The FDA wants input on whether all of this makes sense in the light of the 2015 Dietary Guidelines and the KIND petition.

In its inimitable FDA-speak:

While FDA is considering how to redefine the term “healthy” as a nutrient content claim, food manufacturers can continue to use the term “healthy” on foods that meet the current regulatory definition. FDA is also issuing a guidance document stating that FDA does not intend to enforce the regulatory requirements for products that use the term if certain criteria described in the guidance document are met.
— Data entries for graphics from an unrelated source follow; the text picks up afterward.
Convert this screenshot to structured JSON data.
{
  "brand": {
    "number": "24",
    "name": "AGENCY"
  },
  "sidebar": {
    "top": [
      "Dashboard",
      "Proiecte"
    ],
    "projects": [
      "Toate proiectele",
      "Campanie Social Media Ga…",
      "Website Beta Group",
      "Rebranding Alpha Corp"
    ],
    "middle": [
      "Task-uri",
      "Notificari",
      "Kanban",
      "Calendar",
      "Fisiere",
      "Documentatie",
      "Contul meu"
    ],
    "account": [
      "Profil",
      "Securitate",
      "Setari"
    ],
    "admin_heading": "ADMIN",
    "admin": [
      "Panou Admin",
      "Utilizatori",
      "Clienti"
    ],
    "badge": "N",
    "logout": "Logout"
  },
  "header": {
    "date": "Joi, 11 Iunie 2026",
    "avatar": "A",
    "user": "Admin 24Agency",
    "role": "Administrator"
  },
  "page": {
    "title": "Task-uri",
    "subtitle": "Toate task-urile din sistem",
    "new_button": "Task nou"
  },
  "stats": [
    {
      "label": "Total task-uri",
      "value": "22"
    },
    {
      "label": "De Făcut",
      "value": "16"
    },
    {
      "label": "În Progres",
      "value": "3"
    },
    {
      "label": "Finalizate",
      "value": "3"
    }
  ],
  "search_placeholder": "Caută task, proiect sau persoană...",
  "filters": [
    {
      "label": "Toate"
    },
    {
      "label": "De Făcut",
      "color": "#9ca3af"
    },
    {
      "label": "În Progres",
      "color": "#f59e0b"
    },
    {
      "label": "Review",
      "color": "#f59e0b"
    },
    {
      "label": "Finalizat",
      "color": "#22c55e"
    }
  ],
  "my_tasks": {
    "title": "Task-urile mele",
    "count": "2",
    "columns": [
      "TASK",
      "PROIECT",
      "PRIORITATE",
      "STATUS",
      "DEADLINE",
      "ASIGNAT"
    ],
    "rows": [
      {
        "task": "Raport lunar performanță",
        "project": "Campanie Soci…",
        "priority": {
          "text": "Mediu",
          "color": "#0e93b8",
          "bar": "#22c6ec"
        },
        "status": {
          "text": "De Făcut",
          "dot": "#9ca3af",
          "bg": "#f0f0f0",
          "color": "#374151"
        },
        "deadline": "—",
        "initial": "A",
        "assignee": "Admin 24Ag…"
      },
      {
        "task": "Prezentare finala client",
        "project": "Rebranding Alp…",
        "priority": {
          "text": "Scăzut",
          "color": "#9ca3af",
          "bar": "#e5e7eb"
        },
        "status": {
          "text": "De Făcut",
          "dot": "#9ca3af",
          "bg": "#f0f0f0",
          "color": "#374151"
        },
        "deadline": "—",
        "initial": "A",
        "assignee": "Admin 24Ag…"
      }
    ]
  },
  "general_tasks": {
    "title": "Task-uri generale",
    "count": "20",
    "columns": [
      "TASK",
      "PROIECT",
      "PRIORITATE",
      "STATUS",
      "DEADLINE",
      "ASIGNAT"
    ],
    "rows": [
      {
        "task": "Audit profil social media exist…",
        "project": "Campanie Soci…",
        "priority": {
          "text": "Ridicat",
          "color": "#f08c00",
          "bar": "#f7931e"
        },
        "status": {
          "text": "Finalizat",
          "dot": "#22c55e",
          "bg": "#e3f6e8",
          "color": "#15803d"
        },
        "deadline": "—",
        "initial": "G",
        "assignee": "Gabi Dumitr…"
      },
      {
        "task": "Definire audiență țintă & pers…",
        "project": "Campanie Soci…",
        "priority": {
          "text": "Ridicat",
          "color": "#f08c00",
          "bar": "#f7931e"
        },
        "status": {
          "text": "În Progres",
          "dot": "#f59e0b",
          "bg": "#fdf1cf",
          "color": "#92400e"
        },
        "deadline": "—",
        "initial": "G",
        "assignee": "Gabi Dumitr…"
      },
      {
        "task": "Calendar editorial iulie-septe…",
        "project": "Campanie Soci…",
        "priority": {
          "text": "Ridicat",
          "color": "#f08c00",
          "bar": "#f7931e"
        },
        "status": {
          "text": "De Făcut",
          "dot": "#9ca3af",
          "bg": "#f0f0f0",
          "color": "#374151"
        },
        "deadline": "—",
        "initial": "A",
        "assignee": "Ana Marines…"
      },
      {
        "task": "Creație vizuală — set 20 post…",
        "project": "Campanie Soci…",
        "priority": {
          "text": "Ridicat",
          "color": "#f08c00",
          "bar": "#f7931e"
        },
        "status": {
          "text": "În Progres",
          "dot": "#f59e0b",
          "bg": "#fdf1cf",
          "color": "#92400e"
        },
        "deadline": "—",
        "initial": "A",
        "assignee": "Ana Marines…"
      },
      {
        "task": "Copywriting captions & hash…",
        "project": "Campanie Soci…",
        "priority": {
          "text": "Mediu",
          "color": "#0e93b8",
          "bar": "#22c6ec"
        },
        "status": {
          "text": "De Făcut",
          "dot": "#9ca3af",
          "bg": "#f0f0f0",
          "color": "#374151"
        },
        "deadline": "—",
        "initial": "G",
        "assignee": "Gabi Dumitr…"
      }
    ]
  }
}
If I correctly understand the meaning of “does not intend to enforce the regulatory requirements,” the FDA, while waiting for your comments, will allow manufacturers to call products “healthy” as long as the products:

(1) Predominantly contain mono and polyunsaturated fats regardless of total fat content; or

(2) Contain at least ten percent of the Daily Value (DV) per serving of potassium or vitamin D.

In other words, if your food product is made with a low saturated fat oil and contains potassium or vitamin D, it is by definition “healthy.”

Correction, September 29: An FDA official wrote to say that I didn’t quite get this right.  

Actually, if a food exceeds the low fat requirement currently in our definition, we will not take any enforcement or compliance action as long as the food meets all of the other requirements in the definition, namely that it is low in saturated fat, cannot exceed the specified levels of cholesterol and sodium, and contains at least 10 percent of the daily value for beneficial nutrients.  

Second, we are not saying that foods must contain potassium or vitamin D to be labeled as “healthy.”  We are simply indicating that potassium and vitamin D can be substituted for the beneficial nutrients now listed in the current regulations, in line with the new Nutrition Facts label regulations.

My apologies to the FDA for misunderstanding the notice.

The FDA’s request is good news for KIND bars.

But it smacks of “nutritionism”—the use of these two single nutrients (as well as others on the short list of beneficial nutrients) as indicators of quality in processed food products (and don’t get me started on vitamin D, which is a hormone, not a vitamin, and best obtained by getting outside in the sun once in a while).

Understand: this effort is not about semantics; it is about marketing.